Va bene il riciclo ma occorre fare attenzione. Ecco perchè indossiamo abiti fatti di plastica.
I vestiti che indossiamo sono pieni di plastica. L’allarme è stato rilanciato in occasione del Global Recycling Day.
I dati sono stati diffusi da Gaia Segattini Knotwear, società benefit marchigiana che produce capi di abbigliamento con l’avanzo di filati pregiati, rigenerati ed ecologici.
Il 100% dei campioni in poliestere riciclato presentati a Milano Unica, la principale fiera di tessuti per abbigliamento in Italia, proviene dal riciclo di bottiglie in PET. Questo dato è chiaramente in conflitto con quanto indicato dalla Commissione UE che incoraggia un modello di economia circolare che promuove il riciclo da fibra a fibra e non utilizzando poliestere riciclato da PET.
Inoltre, solo l’1% del materiale utilizzato per produrre abbigliamento viene riciclato per confezionare nuovi abiti, dato, fornito dal Materials Market Report 2023 – Textile Exchange, rimasto invariato dal 2017.
Il quadro che è emerge evidenzia come il fashion sia ancora distante da un reale modello di economia circolare.
In quale vestiti troviamo la plastica?
Il poliestere riciclato da utilizzare nel settore dell’abbigliamento dovrebbe provenire da altri vestiti e non dalla plastica.
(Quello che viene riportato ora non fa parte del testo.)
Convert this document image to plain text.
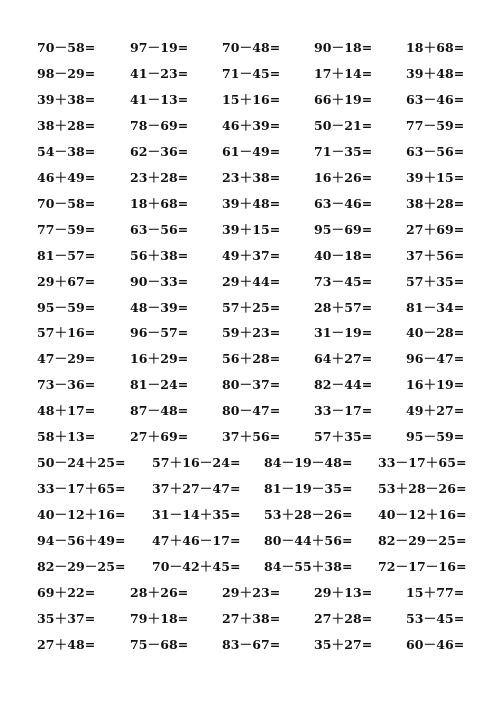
70－58=	97－19=	70－48=	90－18=	18＋68=
98－29=	41－23=	71－45=	17＋14=	39＋48=
39＋38=	41－13=	15＋16=	66＋19=	63－46=
38＋28=	78－69=	46＋39=	50－21=	77－59=
54－38=	62－36=	61－49=	71－35=	63－56=
46＋49=	23＋28=	23＋38=	16＋26=	39＋15=
70－58=	18＋68=	39＋48=	63－46=	38＋28=
77－59=	63－56=	39＋15=	95－69=	27＋69=
81－57=	56＋38=	49＋37=	40－18=	37＋56=
29＋67=	90－33=	29＋44=	73－45=	57＋35=
95－59=	48－39=	57＋25=	28＋57=	81－34=
57＋16=	96－57=	59＋23=	31－19=	40－28=
47－29=	16＋29=	56＋28=	64＋27=	96－47=
73－36=	81－24=	80－37=	82－44=	16＋19=
48＋17=	87－48=	80－47=	33－17=	49＋27=
58＋13=	27＋69=	37＋56=	57＋35=	95－59=
50－24＋25= 57＋16－24= 84－19－48= 33－17＋65=
33－17＋65= 37＋27－47= 81－19－35= 53＋28－26=
40－12＋16= 31－14＋35= 53＋28－26= 40－12＋16=
94－56＋49= 47＋46－17= 80－44＋56= 82－29－25=
82－29－25= 70－42＋45= 84－55＋38= 72－17－16=
69＋22=	28＋26=	29＋23=	29＋13=	15＋77=
35＋37=	79＋18=	27＋38=	27＋28=	53－45=
27＋48=	75－68=	83－67=	35＋27=	60－46=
Ciò porterebbe soltanto alla formazione di ulteriori di microplastiche sui nostri capi, che vengono rilasciate direttamente nell’ambiente ad ogni lavaggio.
Va bene il riciclo ma occorre fare attenzione. Il poliestere è estremamente difficile da riciclare nuovamente, e, sfilacciandosi più facilmente, rilascia le microfibre che, avendo una lunghezza inferiore a 5 millimetri, non vengono bloccate dai filtri degli impianti di depurazione e vanno a finire nei fiumi e nei mari, ingerite dai pesci ed entrando così nella nostra catena alimentare.
Secondo la Plastic Pollution Coalition, la plastica sarebbe presente in 70 miliardi dei 100 miliardi di indumenti venduti ogni anno a livello globale.
Il lavaggio di tessuti sintetici, nelle lavanderie industriali e nelle lavatrici che abbiamo in casa, crea microplastiche primarie attraverso l’abrasione e lo spargimento di fibre. Le fibre finiscono poi nelle acque di scarico con il lavaggio e da lì, potenzialmente, negli oceani (dati Unione internazionale per la conservazione della natura – IUCN).
La crescita del fast fashion ha abbassato il prezzo di vendita dei prodotti per seguire le tendenze, al costo di uno sfruttamento dei lavori ed enormi danni ambientali e della salute di chi li indossa. Aumentano i capi di bassa qualità e, di conseguenza, aumentano i tessuti che rilasciano microplastiche.
Come scegliere allora i vestiti? Occhio alle etichette
Per quanto possiamo prestare attenzione ai nostri acquisti, anche se scegliamo second hand, se osserviamo l’etichetta di indumenti termici, tecnici o sportivi sarà molto facile trovare almeno una parte di tessuti sintetici come poliestere, nylon, acrilico, spandex, elastan, pile o poliolefina.
Quindi occhio alle voci “acrilico”, “nylon”, “elastane”, “Lycra”, “Spandex”, e anche poliestere, poliammide, poliuretano, PVC (polivinilcloruro), PET (polietilene tereftalato) e simili.